Pristimantis bearsei
- Conservation status: Data Deficient (IUCN 3.1)

Scientific classification
- Kingdom: Animalia
- Phylum: Chordata
- Class: Amphibia
- Order: Anura
- Family: Strabomantidae
- Genus: Pristimantis
- Species: P. bearsei
- Binomial name: Pristimantis bearsei (Duellman, 1992)
- Synonyms: Eleutherodactylus bearsei Duellman, 1992;

= Pristimantis bearsei =

- Authority: (Duellman, 1992)
- Conservation status: DD
- Synonyms: Eleutherodactylus bearsei Duellman, 1992

Species of frog

Pristimantis bearsei is a species of frog in the family Strabomantidae. It is endemic to Peru and only known from the region of its type locality northeast of Tarapoto in the San Martín Region. Common name Bearse's robber frog has been coined for this species.

==Etymology==
The specific name bearsei honours Robert Carleton Bearse, an American physicist. As the Associate Vice Chancellor of the University of Kansas, his administration enhanced the programs of the University of Kansas Natural History Museum.

==Description==
Pristimantis bearsei males measure 23–26 mm and females about 38–39 mm in snout–vent length. The dorsum is shagreen and brown with darker brown marks on back and transverse bars on limbs. The venter is brown with cream flecks. The tympanum is prominent. The toes have lateral fringes but no webbing. Males have vocal slits.

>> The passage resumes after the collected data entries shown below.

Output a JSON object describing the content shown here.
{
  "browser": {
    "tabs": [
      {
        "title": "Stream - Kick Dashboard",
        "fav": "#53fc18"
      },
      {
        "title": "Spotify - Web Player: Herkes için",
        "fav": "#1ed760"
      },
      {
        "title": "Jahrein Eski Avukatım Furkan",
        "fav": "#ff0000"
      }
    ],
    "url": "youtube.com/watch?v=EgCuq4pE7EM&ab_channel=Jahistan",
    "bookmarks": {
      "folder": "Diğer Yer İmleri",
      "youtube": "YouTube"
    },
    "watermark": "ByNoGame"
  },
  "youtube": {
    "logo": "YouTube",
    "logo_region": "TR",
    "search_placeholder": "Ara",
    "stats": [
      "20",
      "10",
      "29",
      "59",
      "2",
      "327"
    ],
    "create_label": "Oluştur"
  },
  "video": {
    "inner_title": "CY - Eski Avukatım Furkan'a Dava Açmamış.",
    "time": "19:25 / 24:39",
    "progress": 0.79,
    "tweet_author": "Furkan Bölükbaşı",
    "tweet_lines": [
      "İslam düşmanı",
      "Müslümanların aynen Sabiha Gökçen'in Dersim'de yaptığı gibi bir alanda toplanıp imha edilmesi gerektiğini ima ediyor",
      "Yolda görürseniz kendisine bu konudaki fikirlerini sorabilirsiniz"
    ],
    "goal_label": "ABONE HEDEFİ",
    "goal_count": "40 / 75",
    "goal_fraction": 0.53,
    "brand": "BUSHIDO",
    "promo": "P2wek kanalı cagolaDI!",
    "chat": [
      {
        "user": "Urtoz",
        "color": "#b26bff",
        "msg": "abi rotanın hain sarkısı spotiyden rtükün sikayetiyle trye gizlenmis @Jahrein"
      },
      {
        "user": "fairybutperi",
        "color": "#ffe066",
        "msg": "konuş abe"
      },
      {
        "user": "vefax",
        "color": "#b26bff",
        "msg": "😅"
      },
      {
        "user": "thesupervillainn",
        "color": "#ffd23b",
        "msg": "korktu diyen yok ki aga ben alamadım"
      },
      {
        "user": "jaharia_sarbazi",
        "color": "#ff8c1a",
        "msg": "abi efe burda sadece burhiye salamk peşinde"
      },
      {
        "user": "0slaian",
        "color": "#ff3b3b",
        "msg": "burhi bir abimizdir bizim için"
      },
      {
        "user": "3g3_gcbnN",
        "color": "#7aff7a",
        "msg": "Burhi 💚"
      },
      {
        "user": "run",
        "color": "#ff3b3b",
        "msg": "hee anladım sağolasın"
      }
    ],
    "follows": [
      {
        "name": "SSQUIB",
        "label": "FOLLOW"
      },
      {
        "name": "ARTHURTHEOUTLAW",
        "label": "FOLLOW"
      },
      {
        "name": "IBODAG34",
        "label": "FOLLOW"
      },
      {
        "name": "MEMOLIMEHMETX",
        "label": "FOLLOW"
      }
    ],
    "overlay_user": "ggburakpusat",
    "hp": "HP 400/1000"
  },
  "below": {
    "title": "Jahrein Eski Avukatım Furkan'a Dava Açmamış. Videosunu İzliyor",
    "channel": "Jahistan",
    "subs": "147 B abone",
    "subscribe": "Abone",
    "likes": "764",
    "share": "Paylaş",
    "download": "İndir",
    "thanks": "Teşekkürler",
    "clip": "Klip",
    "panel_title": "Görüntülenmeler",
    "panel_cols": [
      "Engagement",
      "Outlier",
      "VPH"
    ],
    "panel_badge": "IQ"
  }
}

==Habitat and conservation==
Pristimantis bearsei occur in lower humid montane forest at elevations of 500–730 m above sea level close to streams. Adults have been found on mossy boulders, and some juveniles also on herbaceous vegetation. The species is threatened by habitat loss. Its range overlaps with the Cordillera Azul National Park.